(13.01.2012)
Berliner Ärztekammerpräsident: Die Politik löst Kostensteigerung nicht durch Abschaffung der PKV
In der aktuellen Diskussion um das deutsche duale Krankenversicherungssystem hat
sich der Präsident der Ärztekammer Berlin, Dr. med. Günther Jonitz, klar für den
Erhalt der Privaten Krankenversicherung (PKV) ausgesprochen. "Es ist politisch
unklug, das relativ gut funktionierende private System anzugreifen, statt die
schlecht funktionierende staatliche Gesetzliche Krankenversicherung (GKV) zu
reformieren", kritisierte Jonitz.
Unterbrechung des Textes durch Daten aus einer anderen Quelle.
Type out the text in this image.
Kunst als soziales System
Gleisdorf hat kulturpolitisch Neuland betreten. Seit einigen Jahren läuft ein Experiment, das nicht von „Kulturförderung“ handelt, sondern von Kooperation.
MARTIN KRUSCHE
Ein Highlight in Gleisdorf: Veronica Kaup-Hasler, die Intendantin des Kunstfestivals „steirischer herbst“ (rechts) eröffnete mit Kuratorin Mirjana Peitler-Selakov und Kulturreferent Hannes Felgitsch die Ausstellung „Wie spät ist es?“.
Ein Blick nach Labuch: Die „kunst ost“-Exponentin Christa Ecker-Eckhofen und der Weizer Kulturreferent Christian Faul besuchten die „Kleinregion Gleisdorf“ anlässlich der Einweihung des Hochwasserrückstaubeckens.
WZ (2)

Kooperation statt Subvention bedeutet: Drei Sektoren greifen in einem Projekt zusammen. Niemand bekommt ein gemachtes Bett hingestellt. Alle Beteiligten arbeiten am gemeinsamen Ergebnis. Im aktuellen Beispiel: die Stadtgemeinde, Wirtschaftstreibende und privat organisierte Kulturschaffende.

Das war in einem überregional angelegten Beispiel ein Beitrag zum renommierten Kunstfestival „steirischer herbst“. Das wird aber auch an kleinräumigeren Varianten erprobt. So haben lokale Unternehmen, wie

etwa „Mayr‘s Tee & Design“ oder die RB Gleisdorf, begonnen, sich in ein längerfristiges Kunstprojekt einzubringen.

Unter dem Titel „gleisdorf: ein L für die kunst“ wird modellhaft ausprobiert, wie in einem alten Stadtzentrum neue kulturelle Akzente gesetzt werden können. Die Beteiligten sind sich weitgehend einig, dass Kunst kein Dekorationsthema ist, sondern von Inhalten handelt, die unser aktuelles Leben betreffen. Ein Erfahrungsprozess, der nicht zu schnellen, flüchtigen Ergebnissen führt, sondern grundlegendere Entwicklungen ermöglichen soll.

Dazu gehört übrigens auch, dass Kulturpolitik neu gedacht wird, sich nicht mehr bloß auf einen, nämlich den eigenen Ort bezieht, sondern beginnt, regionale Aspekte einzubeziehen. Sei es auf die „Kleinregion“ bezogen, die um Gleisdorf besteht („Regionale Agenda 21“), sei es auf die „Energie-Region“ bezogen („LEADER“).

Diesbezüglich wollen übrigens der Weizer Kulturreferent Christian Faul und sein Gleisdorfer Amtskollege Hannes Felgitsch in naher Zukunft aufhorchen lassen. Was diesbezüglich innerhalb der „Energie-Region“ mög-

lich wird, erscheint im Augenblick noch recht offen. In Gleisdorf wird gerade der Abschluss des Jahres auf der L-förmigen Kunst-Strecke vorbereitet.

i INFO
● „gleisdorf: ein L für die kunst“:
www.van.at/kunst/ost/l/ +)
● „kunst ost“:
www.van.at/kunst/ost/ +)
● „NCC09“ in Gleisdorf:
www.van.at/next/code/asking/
Grundsätzlich sei die PKV für den Patienten
die bessere Versicherung, da sich Kassen und Politik nicht in das
Arzt-Patienten-Verhältnis einmischen. Die PKV biete den Patienten einen direkten
und unmittelbaren Zugang zum Arzt, sehr wenige Leistungseinschränkungen und hohe
Transparenz.
Gleichzeitig betonte Jonitz, dass das Problem der Kostensteigerung - verursacht
durch schlechte Gesundheitspolitik bei gleichzeitig zunehmendem medizinischen
Fortschritt - sowohl die GKV als auch die PKV betreffe. "Dieses Kostenproblem
wird nicht dadurch gelöst, dass man entweder die eine oder die andere
Versicherung abschafft", erklärte er. Geringere Kostensteigerungen im Bereich
der GKV seien nur durch staatlich verordnete Sparmaßnahmen und immensen
Kostendruck möglich (Stichwort "Weiche Rationierung"). Zudem werde das
GKV-System nicht unerheblich durch Steuermittel mitfinanziert. "Gesetzlich
versicherte Patienten werden nicht mehr auf dem medizinischen Niveau wie noch
vor zwei, drei Jahrzehnten behandelt", bemängelte der Ärztekammerpräsident.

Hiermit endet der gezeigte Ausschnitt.